People too often argue against what they think AA is, not it's reality.
Well what is AA in reality?
 
Ok, the Bechdel test thread in the OT has convinced me that I'm done with political threads that aren't this one (and it's decedents) on GAF. I've actively tried to avoid entering an echochamber but I can no longer take seeing the same arguments shot down over and over again. You'll have the same point refuted five or more times in the same thread! If it's not a drive by post by someone I've never seen before and will never see again it's the same faces over and over again. Gah!
Sorry for the rant from someone who mostly lurks but dose anyone else feel the same way or am I being thin skinned?
Which point are you referring to that keeps getting refuted in the Bechdel test thread?
 

Hitokage

Setec Astronomer
So Scott Walker has a book coming and shockingly enough leaves out some pretty big details that happened during his term, like this one:



http://wisconsingazette.com/opinion...-bid-to-position-himself-as-presidential.html

Am...am I reading that bolded quote incorrectly? Cause that sounds pretty hilarious.
This American Life had a bit about Scott Walker's administration not too long ago.

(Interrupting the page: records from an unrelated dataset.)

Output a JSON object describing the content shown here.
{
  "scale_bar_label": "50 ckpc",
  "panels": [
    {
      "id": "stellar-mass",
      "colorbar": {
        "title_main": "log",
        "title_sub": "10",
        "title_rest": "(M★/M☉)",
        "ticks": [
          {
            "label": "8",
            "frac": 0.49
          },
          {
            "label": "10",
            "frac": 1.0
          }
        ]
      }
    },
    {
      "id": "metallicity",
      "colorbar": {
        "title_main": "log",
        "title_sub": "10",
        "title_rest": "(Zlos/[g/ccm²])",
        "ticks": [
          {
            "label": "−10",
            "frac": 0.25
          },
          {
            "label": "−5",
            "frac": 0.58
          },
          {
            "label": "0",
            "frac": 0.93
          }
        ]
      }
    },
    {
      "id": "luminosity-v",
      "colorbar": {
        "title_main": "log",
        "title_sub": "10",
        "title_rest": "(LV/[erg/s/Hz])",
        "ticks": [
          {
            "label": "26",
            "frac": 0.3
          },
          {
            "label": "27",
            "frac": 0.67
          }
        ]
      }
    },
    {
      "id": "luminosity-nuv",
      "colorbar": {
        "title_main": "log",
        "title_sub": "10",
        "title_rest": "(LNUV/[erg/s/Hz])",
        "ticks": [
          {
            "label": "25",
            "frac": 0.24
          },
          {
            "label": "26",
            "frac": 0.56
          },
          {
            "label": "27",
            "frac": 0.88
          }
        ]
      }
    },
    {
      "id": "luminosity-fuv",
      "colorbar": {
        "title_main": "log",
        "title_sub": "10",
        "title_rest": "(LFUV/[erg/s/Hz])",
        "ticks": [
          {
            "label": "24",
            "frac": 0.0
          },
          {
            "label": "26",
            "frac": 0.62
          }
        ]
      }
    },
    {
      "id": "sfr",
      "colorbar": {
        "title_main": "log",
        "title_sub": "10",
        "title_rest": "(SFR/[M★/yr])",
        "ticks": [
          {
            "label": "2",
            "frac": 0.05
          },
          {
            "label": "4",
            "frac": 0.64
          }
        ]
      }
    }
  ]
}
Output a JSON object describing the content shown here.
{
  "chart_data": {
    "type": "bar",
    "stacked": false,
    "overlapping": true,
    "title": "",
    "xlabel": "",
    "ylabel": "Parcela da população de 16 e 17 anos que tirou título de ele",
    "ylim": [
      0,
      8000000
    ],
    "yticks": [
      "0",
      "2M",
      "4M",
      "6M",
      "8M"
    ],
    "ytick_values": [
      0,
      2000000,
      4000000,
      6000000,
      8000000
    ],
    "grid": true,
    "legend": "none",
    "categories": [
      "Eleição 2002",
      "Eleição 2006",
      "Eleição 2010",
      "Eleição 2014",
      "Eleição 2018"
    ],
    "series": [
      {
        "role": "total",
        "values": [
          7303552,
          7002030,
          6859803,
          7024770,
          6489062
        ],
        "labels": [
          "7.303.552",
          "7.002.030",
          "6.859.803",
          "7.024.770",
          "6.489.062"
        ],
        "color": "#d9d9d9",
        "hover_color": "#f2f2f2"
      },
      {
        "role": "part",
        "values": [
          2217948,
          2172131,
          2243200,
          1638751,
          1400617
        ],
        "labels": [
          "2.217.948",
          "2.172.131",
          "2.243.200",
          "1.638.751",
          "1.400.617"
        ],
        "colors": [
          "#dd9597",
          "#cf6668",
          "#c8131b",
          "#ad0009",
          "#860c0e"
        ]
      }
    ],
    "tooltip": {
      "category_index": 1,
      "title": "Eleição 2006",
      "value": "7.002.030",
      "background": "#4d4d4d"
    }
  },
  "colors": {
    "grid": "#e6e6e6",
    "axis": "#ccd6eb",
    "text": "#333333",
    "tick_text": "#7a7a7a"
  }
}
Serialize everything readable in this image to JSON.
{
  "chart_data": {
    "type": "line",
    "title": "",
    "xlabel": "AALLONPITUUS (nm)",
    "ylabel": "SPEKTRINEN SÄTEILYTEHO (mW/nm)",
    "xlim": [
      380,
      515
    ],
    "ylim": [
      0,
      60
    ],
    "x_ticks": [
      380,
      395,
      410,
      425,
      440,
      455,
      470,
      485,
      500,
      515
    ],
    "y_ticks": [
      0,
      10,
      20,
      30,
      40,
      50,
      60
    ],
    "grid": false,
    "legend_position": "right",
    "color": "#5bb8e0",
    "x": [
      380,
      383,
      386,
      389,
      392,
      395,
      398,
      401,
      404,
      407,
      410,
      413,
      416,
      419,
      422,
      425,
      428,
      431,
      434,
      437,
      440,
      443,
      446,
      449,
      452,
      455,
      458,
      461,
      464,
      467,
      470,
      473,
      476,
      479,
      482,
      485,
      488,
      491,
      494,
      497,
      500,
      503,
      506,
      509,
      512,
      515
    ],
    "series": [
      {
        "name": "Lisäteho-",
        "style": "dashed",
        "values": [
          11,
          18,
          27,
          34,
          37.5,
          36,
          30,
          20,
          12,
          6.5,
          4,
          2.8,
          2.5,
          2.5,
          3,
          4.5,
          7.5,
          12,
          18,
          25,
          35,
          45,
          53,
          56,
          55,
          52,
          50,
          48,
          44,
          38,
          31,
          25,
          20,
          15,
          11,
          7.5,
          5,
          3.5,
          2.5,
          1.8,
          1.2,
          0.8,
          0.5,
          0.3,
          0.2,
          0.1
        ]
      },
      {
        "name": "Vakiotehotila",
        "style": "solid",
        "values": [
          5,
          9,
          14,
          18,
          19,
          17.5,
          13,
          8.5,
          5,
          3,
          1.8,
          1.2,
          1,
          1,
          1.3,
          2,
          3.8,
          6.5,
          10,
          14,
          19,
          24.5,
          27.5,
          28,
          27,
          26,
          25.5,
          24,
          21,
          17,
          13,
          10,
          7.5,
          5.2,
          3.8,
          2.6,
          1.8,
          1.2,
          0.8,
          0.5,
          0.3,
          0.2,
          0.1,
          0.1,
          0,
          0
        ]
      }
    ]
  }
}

http://www.thisamericanlife.org/radio-archives/episode/509/it-says-so-right-here

GOP keeping an enemies list.
 

Chichikov

Member
Ok, the Bechdel test thread in the OT has convinced me that I'm done with political threads that aren't this one (and it's decedents) on GAF. I've actively tried to avoid entering an echochamber but I can no longer take seeing the same arguments shot down over and over again. You'll have the same point refuted five or more times in the same thread! If it's not a drive by post by someone I've never seen before and will never see again it's the same faces over and over again. Gah!
Sorry for the rant from someone who mostly lurks but dose anyone else feel the same way or am I being thin skinned?
You don't have to respond to everything, trust me, I know that feeling of "this post must not stand!", but at the end of the day, if you pick the dumbest post to respond to, you'll always end up conversing with idiots.

It's also good to mix it up with different people, that being said, the retirement thread was really testing my resolve...
 
Well what is AA in reality?
Where the term comes from is an EO that stated the government and its agencies
take affirmative action to ensure that applicants are employed, and that employees are treated during employment, without regard to their race, creed, color, or national origin
In the simplest terms its any action that seeks to better represent underrepresented groups. Its the awareness of injustice and equality and attempts to rectify it there are a lot of ways to do this.
Here is a ACLU positon paper on it.
https://www.aclu.org/sites/default/files/FilesPDFs/affirmative_action99.pdf

ACLU said:
Affirmative action merely enables people who might otherwise be shut out, to get their foot in the door. Affirmative action permits factors such as race, gender and national origin to be considered when hiring or admitting qualified applicants, keeping the doors of opportunity open.
 
Nobody is getting 'punished', nobody is entitled to that admission, job, position there are many other factors that disqualify people but we don't complain and erect barriers to those being used to hinder people.

It's just adding and additional factor to the selection process it's not the only thing. You don't just hire someone because they are a women or minority, they still have to qualify. I'm not arguing for quotas but affirmative action to better represent minority groups where they are unjustly underrepresented. It's not a robotic automatic system.

People too often argue against what they think AA is, not it's reality.

If you support AA for job applications, you are really just pushing worse candidates into the job a lot of the time. Having affirmative action discriminate based on race doesn't even make sense either, it should be based on income levels to be focused mostly on education as that is what really holds a lot of minorities back.